11 o'clock number is a theatre term for a big, show-stopping song that occurs late in the second act of a two-act musical, in which a major character, often the protagonist, comes to an important realization. Examples include "So Long Dearie" from Hello, Dolly!, "If He Walked Into My Life" from Mame, "Rose's Turn" from Gypsy, "Work the Wound" from Passing Strange, and "Cabaret" from Cabaret. It was so named because in the days when musical performances would start at 8:30 p.m., this song would occur around 11:00 p.m.

Among the theatre community, there is some debate as to the characteristics of an 11 o'clock number. It often signifies a moment of revelation or change in heart of a lead character, although there are exceptions to this. The 11 o'clock number is also differentiated from the finale in that it is not the final number in the show, but even this is not considered a requirement by some commenters. Broadway producer Jack Viertel defines an 11 o'clock number as "a final star turn".

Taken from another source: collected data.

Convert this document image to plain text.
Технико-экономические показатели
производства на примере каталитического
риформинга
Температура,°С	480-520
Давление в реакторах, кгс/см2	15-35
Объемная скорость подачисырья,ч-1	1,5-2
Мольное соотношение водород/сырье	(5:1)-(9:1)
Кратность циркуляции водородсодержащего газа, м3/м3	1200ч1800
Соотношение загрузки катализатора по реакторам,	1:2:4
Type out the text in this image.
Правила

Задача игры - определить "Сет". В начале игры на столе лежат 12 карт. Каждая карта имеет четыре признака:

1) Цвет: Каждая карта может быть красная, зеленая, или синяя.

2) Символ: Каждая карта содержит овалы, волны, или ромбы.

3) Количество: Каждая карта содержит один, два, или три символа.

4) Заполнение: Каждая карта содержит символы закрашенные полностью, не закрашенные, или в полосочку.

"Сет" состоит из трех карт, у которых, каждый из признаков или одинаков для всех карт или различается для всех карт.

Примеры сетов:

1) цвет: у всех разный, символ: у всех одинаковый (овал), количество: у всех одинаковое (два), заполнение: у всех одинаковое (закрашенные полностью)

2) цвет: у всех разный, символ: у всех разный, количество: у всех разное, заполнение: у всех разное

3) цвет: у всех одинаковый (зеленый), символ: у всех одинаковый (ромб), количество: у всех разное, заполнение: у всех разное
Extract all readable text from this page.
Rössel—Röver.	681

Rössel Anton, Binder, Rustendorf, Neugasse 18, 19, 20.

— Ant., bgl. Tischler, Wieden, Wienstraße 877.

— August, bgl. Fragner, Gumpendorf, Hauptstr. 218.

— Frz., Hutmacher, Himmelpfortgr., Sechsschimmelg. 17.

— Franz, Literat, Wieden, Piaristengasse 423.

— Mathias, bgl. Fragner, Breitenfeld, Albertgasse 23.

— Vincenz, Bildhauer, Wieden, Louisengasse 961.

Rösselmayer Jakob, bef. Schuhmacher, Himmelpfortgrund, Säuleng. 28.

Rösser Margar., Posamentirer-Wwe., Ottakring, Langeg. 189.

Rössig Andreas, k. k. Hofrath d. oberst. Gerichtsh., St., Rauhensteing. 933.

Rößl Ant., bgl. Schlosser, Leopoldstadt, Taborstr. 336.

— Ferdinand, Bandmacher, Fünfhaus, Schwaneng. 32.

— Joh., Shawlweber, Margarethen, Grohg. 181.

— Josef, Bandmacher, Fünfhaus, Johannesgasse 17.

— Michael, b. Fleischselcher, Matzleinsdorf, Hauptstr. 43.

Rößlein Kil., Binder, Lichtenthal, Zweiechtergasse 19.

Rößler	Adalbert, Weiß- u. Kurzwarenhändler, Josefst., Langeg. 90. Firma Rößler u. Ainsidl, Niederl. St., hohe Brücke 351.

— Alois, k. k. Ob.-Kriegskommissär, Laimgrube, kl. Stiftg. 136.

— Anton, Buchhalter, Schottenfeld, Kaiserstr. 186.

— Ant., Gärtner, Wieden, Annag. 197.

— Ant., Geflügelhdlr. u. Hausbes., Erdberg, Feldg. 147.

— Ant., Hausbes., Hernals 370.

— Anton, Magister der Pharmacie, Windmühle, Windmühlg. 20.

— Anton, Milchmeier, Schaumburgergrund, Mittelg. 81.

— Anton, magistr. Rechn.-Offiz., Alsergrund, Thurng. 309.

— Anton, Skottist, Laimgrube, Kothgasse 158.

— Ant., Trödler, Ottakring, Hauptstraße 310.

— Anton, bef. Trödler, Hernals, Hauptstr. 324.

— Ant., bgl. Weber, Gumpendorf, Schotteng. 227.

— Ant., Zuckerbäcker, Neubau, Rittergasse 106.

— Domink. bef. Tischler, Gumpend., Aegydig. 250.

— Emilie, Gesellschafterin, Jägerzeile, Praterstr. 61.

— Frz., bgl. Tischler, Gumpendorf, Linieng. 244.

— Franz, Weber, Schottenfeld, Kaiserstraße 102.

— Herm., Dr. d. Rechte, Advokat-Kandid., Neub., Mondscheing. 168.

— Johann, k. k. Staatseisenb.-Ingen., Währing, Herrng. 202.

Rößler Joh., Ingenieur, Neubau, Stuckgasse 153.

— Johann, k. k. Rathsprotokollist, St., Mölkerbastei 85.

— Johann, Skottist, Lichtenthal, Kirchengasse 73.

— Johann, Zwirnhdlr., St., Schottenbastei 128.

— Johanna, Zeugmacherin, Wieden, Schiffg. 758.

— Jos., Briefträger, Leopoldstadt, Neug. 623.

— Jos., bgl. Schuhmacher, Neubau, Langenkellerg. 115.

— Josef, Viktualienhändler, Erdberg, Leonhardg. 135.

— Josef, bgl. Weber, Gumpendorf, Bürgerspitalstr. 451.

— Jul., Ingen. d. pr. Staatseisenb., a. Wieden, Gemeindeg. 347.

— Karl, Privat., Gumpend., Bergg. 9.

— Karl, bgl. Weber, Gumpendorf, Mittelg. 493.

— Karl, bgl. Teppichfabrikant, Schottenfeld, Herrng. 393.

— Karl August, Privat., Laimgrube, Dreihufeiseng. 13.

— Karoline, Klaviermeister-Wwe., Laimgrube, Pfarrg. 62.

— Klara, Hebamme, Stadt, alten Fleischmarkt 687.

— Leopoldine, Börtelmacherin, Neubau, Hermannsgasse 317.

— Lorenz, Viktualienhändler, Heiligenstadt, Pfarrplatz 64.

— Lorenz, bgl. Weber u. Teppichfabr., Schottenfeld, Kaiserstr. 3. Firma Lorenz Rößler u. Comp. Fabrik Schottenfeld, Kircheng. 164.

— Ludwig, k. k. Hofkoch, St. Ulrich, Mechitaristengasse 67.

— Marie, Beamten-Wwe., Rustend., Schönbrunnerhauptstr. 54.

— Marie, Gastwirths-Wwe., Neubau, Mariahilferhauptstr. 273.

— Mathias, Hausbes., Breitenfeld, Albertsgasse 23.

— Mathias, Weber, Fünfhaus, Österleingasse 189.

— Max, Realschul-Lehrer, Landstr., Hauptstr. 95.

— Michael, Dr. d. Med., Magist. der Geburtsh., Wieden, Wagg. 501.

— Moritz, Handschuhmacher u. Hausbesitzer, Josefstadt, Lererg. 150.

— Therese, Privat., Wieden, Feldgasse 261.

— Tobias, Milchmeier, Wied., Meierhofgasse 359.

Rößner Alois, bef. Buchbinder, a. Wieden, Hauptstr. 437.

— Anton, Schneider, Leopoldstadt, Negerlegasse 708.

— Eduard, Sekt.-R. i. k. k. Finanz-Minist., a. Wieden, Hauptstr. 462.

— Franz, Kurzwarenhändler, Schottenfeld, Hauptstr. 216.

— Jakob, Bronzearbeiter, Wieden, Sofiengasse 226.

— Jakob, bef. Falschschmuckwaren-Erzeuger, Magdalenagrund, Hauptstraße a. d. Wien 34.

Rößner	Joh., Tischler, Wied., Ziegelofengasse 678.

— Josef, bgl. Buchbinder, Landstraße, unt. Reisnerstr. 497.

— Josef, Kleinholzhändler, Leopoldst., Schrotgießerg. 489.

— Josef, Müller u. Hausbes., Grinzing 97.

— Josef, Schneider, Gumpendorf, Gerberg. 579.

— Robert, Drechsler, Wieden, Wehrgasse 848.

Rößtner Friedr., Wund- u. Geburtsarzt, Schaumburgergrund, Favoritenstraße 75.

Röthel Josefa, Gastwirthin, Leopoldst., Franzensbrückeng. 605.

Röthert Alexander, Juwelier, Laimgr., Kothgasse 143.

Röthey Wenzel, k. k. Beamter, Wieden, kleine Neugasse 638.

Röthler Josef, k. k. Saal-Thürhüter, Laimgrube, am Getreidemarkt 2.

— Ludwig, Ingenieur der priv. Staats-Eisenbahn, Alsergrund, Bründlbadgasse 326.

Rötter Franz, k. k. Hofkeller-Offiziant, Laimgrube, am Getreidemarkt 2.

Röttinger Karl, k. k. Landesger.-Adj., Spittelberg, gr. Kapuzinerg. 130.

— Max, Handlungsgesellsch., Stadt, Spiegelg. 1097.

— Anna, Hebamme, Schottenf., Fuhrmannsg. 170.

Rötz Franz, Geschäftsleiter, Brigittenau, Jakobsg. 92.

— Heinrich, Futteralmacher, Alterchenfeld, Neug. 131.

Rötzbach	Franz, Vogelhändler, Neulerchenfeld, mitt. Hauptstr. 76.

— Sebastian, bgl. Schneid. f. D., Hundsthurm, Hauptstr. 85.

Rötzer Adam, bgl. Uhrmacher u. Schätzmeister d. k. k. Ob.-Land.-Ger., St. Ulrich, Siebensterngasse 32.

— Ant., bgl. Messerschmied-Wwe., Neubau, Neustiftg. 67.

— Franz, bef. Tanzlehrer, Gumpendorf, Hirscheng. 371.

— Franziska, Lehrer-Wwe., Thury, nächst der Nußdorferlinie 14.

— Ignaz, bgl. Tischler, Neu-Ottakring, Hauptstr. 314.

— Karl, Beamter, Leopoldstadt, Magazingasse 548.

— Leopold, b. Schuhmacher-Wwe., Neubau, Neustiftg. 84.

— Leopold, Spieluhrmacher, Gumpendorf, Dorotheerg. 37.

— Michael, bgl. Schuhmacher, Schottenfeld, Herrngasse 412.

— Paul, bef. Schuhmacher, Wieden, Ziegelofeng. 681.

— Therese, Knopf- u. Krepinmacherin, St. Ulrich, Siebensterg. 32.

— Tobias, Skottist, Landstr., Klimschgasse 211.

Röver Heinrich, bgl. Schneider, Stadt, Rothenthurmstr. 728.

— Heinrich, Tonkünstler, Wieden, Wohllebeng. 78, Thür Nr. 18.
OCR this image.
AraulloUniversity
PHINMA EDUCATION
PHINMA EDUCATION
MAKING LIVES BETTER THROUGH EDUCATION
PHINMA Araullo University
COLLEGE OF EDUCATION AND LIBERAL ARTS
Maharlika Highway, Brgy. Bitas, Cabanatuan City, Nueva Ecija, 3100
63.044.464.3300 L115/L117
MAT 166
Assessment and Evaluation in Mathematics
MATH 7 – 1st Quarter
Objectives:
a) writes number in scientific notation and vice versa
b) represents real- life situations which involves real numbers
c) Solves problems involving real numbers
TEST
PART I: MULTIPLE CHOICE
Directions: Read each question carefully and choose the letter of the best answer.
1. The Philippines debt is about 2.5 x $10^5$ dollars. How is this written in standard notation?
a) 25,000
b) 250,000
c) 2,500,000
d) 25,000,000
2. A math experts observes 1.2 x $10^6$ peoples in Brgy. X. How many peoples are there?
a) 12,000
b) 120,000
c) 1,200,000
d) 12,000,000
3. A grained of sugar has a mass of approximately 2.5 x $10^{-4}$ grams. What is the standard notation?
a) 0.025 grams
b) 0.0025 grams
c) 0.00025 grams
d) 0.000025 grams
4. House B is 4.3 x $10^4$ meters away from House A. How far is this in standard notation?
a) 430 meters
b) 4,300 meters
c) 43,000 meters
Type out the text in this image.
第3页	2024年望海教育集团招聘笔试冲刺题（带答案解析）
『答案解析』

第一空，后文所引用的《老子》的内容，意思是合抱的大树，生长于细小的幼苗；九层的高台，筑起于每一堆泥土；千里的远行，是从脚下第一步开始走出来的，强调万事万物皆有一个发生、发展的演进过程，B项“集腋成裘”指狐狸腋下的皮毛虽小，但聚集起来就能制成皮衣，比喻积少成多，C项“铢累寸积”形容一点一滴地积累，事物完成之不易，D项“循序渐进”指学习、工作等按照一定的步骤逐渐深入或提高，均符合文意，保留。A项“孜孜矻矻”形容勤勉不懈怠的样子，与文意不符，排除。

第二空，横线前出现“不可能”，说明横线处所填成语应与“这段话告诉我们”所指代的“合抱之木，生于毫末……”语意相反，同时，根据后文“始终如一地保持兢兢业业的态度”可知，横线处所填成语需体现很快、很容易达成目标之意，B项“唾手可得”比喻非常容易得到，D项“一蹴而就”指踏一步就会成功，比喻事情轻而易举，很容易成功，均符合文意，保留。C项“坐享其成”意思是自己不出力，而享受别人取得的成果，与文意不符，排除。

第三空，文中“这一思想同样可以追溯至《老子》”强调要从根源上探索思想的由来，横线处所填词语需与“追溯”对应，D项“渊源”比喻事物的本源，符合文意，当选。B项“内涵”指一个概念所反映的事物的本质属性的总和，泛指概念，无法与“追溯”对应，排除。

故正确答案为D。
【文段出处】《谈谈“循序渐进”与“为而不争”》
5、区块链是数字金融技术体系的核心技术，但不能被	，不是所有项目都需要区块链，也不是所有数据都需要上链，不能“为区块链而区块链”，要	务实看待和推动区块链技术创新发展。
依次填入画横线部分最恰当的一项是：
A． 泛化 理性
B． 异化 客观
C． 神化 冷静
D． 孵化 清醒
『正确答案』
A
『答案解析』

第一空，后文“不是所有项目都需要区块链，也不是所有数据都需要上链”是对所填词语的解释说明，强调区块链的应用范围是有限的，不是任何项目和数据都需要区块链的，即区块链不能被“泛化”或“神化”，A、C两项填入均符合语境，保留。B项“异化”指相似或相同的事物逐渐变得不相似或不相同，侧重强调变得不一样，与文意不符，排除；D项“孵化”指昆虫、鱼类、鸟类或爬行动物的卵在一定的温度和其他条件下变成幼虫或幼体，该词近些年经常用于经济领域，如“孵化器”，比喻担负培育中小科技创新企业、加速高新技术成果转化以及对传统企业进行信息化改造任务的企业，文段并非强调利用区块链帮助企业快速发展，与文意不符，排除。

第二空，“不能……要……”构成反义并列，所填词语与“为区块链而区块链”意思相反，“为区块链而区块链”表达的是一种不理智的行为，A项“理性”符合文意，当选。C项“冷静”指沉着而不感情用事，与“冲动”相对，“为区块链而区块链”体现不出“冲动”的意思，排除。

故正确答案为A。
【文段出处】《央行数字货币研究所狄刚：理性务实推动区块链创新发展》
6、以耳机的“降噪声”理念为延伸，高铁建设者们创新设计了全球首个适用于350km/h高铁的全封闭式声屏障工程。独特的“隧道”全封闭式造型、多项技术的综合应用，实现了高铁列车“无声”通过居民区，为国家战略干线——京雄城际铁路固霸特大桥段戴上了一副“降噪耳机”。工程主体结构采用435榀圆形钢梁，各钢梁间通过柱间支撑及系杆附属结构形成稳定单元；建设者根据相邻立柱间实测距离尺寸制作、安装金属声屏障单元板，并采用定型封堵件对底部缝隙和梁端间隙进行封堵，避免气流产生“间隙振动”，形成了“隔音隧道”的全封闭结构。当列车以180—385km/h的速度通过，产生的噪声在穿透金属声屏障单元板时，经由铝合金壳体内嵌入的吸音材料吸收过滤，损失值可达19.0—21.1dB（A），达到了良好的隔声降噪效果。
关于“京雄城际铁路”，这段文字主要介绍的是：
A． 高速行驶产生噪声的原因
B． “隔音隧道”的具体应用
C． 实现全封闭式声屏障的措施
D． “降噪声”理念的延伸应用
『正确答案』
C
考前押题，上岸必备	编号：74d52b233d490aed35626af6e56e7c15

Other notable 11 o'clock numbers include "Sit Down, You're Rockin' the Boat" from Guys and Dolls, "Memory" from Cats, "Brotherhood of Man" from How to Succeed in Business Without Really Trying, “No Good Deed” from Wicked, "Gimme Gimme" from Thoroughly Modern Millie, "Another National Anthem" from Assassins, "The American Dream" from Miss Saigon, "Goodbye" from Catch Me If You Can, "Revolting Children" from Matilda The Musical, "I'm Here" from The Color Purple, and "Always Starting Over" from If/Then.